September 30th, 2011 | 9:19 am
Again the husband walks out on the wife. From his POV he says he left her with the big house while he’s living in a little one bedroom apt., who is she to now demand his paycheck on top of this!. From her POV he walked out leaving her with the giant house that has all sorts of bills associated with it, who is he not to give his paycheck. They would have never gotten the giant house together if they knew they were going to be breaking up in a few years so in a sense the house is a shared liability.

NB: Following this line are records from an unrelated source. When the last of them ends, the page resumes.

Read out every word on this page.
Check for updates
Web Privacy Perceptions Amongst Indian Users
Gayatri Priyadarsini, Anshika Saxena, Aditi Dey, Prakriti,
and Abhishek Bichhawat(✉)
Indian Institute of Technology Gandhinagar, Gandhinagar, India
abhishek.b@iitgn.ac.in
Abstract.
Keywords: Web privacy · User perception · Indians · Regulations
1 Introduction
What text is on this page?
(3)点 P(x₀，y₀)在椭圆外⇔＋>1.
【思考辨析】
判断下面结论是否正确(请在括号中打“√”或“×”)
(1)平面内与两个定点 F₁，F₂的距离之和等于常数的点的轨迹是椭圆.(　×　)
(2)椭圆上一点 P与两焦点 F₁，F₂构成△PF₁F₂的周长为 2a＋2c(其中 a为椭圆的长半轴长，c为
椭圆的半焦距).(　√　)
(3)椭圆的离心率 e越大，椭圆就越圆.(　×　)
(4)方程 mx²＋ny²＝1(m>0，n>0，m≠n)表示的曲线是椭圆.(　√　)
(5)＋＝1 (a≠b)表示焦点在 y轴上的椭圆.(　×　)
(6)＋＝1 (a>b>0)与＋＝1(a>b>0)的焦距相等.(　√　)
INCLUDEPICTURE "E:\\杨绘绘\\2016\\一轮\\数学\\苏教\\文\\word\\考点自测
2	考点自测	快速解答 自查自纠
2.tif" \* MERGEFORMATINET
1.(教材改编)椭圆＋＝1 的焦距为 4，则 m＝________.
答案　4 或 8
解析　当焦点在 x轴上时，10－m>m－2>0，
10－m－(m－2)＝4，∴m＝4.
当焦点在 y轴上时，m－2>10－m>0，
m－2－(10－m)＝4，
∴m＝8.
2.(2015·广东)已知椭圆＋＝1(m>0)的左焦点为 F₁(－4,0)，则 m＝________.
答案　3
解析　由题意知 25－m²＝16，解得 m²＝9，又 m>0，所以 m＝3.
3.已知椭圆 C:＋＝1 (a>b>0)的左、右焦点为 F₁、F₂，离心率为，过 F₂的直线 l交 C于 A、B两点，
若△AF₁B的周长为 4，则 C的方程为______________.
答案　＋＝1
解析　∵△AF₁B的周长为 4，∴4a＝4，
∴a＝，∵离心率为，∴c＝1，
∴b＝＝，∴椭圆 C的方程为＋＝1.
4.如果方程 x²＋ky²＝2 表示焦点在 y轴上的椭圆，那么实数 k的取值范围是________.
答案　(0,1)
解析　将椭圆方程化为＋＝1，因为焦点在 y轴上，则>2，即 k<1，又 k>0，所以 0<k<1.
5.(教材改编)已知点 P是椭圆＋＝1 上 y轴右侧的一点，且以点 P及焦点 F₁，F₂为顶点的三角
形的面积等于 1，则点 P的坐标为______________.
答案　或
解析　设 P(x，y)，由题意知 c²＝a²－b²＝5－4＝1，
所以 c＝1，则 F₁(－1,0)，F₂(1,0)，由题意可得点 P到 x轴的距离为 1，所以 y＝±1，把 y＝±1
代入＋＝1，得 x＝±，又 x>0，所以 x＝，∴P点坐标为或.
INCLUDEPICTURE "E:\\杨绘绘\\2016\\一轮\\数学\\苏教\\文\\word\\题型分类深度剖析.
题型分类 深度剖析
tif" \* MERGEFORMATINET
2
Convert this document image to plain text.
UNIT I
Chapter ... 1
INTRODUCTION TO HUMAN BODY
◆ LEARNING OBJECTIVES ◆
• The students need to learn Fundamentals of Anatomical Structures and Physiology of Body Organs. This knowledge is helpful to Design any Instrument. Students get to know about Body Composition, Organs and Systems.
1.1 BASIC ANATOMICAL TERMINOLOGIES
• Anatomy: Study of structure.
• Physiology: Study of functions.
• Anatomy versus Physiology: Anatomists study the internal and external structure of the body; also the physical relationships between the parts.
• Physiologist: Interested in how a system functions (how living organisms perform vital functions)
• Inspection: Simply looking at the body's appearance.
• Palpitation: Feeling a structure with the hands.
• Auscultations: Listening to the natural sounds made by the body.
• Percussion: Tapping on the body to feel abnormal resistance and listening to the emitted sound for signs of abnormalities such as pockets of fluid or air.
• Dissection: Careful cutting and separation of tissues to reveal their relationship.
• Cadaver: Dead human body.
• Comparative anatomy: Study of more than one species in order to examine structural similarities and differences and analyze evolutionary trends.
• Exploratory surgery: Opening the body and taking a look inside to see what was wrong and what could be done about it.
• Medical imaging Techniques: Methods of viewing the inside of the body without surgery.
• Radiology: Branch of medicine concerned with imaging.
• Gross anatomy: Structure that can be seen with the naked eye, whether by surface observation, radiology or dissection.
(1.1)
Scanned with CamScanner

The desire here for the new church members to drop the old one like a bad habit does seem based on viewing the ‘old church’ as if it was a hotel they rented for a couple of weeks. “Hey, we left on Monday, why are they putting Wednesday’s cleaning on our bill!” But they built the thing together and they should share some of the liability together IMO.
Now its certainly not reasonable to expect them to pay for the old church forever since they are no longer using it nor its ‘global services’. But at the same time it’s not unreasonable for the old church to view the relationship as something more of a committment than a hotel room you are off the hook for the moment you toss the key to the guy at the front desk.
I think a lot of the hyperventilating rhetoric is not due to the old church being brazen in asking for money but due to the sore feelings still left from the theological split.
Just the opinion of a total outsider here.